Clarence Page

Clarence Page

This was a big year. I hit my 20th anniversary as a columnist and editorial board member.

I picked up my gold watch for 30 years of service at the Tribune (interrupted by four years at WBBM-TV), and I celebrated meeting Lisa Johnson of Hyde Park 20 years ago. She is now my wife and the mother of our son, Grady, 15.

Along the way it dawned on me that, to quote a New Yorker cartoon, I'm getting "too old to be the youngest anything." I see this when the eyes of my fellow board members glaze over as I recount some yarn from the old days of Chicago, when newsrooms had typewriters, teletype machines, copy "books" of writing paper with carbon copies and endless shouts for "copy boys."

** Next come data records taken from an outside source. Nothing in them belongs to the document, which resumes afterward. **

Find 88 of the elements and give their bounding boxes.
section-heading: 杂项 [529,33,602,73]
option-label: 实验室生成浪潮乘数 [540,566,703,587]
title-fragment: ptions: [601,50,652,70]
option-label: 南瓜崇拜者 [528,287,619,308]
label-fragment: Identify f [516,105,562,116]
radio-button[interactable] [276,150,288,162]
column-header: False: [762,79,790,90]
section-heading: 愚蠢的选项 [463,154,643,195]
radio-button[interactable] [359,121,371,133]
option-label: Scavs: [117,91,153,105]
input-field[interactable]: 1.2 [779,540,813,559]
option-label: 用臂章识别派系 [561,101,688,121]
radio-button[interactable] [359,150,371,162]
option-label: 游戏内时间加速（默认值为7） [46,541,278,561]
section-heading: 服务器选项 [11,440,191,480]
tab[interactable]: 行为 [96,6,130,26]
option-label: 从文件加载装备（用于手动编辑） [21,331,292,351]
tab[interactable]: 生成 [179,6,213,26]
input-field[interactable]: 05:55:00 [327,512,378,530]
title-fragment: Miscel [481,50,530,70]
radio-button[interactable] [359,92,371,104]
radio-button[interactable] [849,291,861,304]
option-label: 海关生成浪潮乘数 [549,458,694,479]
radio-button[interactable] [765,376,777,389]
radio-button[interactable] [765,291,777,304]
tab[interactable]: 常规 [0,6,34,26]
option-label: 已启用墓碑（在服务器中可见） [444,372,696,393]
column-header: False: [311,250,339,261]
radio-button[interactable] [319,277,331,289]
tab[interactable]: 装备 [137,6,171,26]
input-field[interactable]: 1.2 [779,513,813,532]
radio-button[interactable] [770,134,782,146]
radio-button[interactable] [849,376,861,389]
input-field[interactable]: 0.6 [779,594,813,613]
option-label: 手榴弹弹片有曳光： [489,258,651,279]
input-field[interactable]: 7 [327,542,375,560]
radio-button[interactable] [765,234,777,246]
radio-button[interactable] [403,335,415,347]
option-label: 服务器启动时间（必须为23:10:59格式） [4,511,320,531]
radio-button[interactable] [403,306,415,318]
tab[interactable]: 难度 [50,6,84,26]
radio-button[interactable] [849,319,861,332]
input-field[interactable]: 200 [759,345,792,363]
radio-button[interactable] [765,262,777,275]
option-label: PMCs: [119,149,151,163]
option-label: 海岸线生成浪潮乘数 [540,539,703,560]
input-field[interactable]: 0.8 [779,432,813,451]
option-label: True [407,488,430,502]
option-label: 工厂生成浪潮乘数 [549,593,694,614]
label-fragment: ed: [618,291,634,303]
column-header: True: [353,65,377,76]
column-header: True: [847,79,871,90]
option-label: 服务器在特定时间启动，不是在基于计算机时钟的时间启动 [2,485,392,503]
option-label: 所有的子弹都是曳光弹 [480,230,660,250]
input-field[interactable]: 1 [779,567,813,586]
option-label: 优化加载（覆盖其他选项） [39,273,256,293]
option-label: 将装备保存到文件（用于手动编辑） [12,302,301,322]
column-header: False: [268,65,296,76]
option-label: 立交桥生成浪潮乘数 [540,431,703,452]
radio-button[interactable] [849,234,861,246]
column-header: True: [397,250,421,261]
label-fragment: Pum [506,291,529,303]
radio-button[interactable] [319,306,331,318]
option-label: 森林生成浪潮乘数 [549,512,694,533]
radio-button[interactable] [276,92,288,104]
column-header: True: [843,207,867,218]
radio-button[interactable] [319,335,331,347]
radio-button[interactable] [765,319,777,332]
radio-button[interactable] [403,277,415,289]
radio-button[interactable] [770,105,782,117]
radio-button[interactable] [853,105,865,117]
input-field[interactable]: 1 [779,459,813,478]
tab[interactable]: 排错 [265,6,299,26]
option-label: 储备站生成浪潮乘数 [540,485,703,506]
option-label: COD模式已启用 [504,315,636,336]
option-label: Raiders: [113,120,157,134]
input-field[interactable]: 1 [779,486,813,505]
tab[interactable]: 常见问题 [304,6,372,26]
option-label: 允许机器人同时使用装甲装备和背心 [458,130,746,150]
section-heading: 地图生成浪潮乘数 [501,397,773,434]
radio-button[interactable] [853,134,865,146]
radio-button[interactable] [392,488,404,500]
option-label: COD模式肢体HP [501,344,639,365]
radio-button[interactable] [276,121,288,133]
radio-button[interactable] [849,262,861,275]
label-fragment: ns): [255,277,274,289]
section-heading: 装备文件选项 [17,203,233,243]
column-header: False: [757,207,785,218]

To quote the old tune by the Grateful Dead, whom I cheerfully interviewed when I was a college student reporter back in the '60s, what a long, strange trip it's been. Forty years have passed since I decided as a high school junior to pursue a career in journalism in the hope that, just maybe, I'd get to be a columnist. Be careful what you ask for, children.

My original dream was to cover movies, pop music or some other aspect of show business. Instead my desire to be an eyewitness to history's big stories drew me into urban affairs, race relations, education, housing and inevitably politics, which somebody famously called "show business for ugly people."

I cannot remember a time when I was not intrigued by politics. I'll never forget walking miles as a kid in 1960 to hear Richard Nixon speak from the back of a train in my hometown in southern Ohio. John F. Kennedy came too, but school officials decided not to let the kids out of school that day. It was an early lesson in political one-sidedness.

As a reporter, I tried to be fair and balanced. Now that opinions are my most important product, no one should expect me to be "balanced." I call things as I see them. But I still try to be fair. I can't tell you what to think, but I can strongly suggest things for you to think about.